Novell Filr 1.0 tested
Cloudy with a Chance of File Servers
If you believe the marketing hype, collaboration platforms such as SharePoint, OX App Suite, Kolab, and Zarafa can do everything: With their integrated document management, they are the focal point of corporate communications and, of course, the starting point for file storage. Today, people need to organize and process many documents, and storing documents related to a reference contact, event, or project on this type of system is a good idea.
People who use centralized file storage benefit the most. The ideal situation is for companies to require their employees to use existing document management solutions. The manufacturers of these systems see the same problem from a different angle; for them, it is a matter of coordinating teamwork and storing documents efficiently.
The integration of external employees gives the topic a whole new dimension. A secure VPN access to the company's file server is possible in principle but not very practical on mobile devices. The current protocols and network filesystems are not designed for mobile use. What can an external employee do if the admin restricts access to network drives or if the network is not working as it should? In the worst case – and without the knowledge of the admin – users will upload company documents to Dropbox and synchronize them with other devices and their home office.
Although traditional file servers are currently still standard in many companies, a solution that gives all employees – whether internal or external – a consolidated view of the data is really what's needed. Such a solution removes the need for the users to battle with server names, long URLs, drive names, paths, and the like. Additionally, mobile device users can access their documents offline. A web interface is needed to ensure that access to your own data is also possible with clients on which you can't install any software. The solution also needs to ensure that all data is encrypted for mobile device access and not exported to a public cloud. Integration with an existent directory service makes a separate user management obsolete and handles permissions for file sharing centrally. Novell's new Filr service is such a solution.
What Is Filr?
Novell Filr  is a new file-sharing platform designed as a cloud solution. Filr, which is conceptually similar to an internally hosted ownCloud installation, focuses exclusively on file-sharing and collaboration features. Filr makes the file server (network drives) and storage resources available via a logical abstraction layer. Internal and external users thus can easily access their data and share it with other users across organizational boundaries. Access to Filr is possible either via the modern web interface, a mobile app for iOS and Android, or native applications for Windows and Mac OS. Filr also has a powerful, Lucene-based, full-text search feature.

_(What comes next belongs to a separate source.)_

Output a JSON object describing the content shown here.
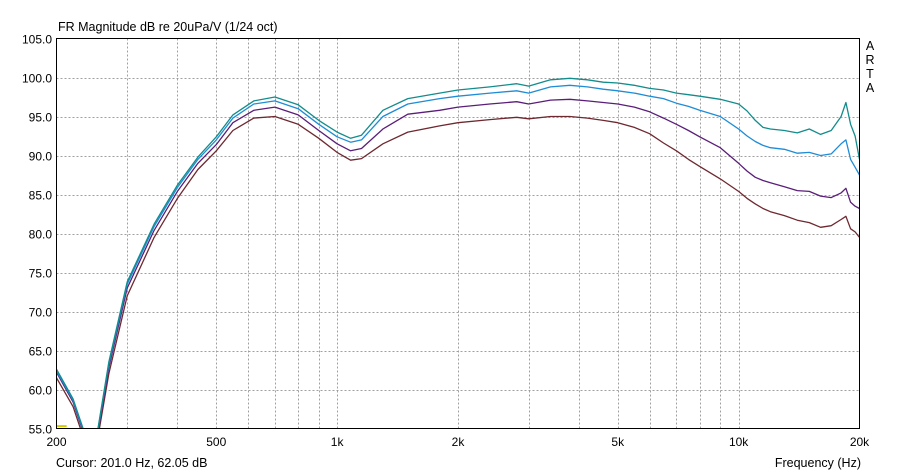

Connections to Filr are encrypted using SSL throughout. All files remain on the company's servers behind the corporate firewall, which ensures a high level of security. Additionally, Filr admins can also set up quotas at user, group, or location level. A Filr license with one year of standard support costs EUR 104; 50 licenses with one year of support is EUR 5,200.
Under the Hood
A Filr setup usually consists of three VMware virtual machines running SUSE Linux Enterprise Server. The machines provide the Filr software, the full-text search engine, and a MySQL database. The database is not used to manage files and directories – Filr does not duplicate data but leaves it where it is. Instead, it connects the filesystem resources with the Filr users, storing their rights, external user accounts, and connection information for proxy users.
In addition to local disks, Filr supports NFS, Network Attached Storage (NAS) via NetApp, and Storage Area Network (SAN). On top of this, Filr can integrate existing data sources that are accessible via SMB/CIFS or Novell Core Protocol (NCP), for example, on Windows 2003/2008, Novell Open Enterprise 11 (OES), and NetWare 6.5.8 servers with at least one NSS volume.
Filr supports the NTFS ext3, XFS, and Btrfs filesystems. If you want to use Filr just to serve up user directories (My files ) rather than network folders, the system can also operate without a file server. Novell states that the minimum requirements for the host system are 12GB of RAM and 100GB of hard disk space for a small installation: Filr, a MySQL database, and the Lucene engine all run on a virtual machine.
An alternative is a large setup with three separate virtual appliances for the Filr software, the database, and the Lucene engine. Any registered user can download an evaluation version of Filr 1.0  in the form of an Open Virtualization Format virtual appliance (
Filr.x86_64-0.0.459.ovf.zip) from the Novell download page . Although you can run this for a quick test on VMware Player or VirtualBox, you do need at least one host running ESX, ESXi 4.1.x, ESXi 5.0, or ESXi 5.1 with all the current updates for production operations.
For a large setup, you additionally need to download two additional virtual applications:
Filrsearch.x86_64-0.0.296.ovf.zip (Lucene) and
MySQL.x86_64-0.0.188.ovf.zip. The desktop clients for Windows and Mac OS are also available from the download area. The mobile clients are available from the usual sources: App Store for iOS and Google Play for Android. Alternatively, you can register directly on the Filr download page  for the Filr evaluation. Novell runs a well-stocked documentation page  with detailed documentation for admins and users, installation instructions, and Quick Start guides in various languages.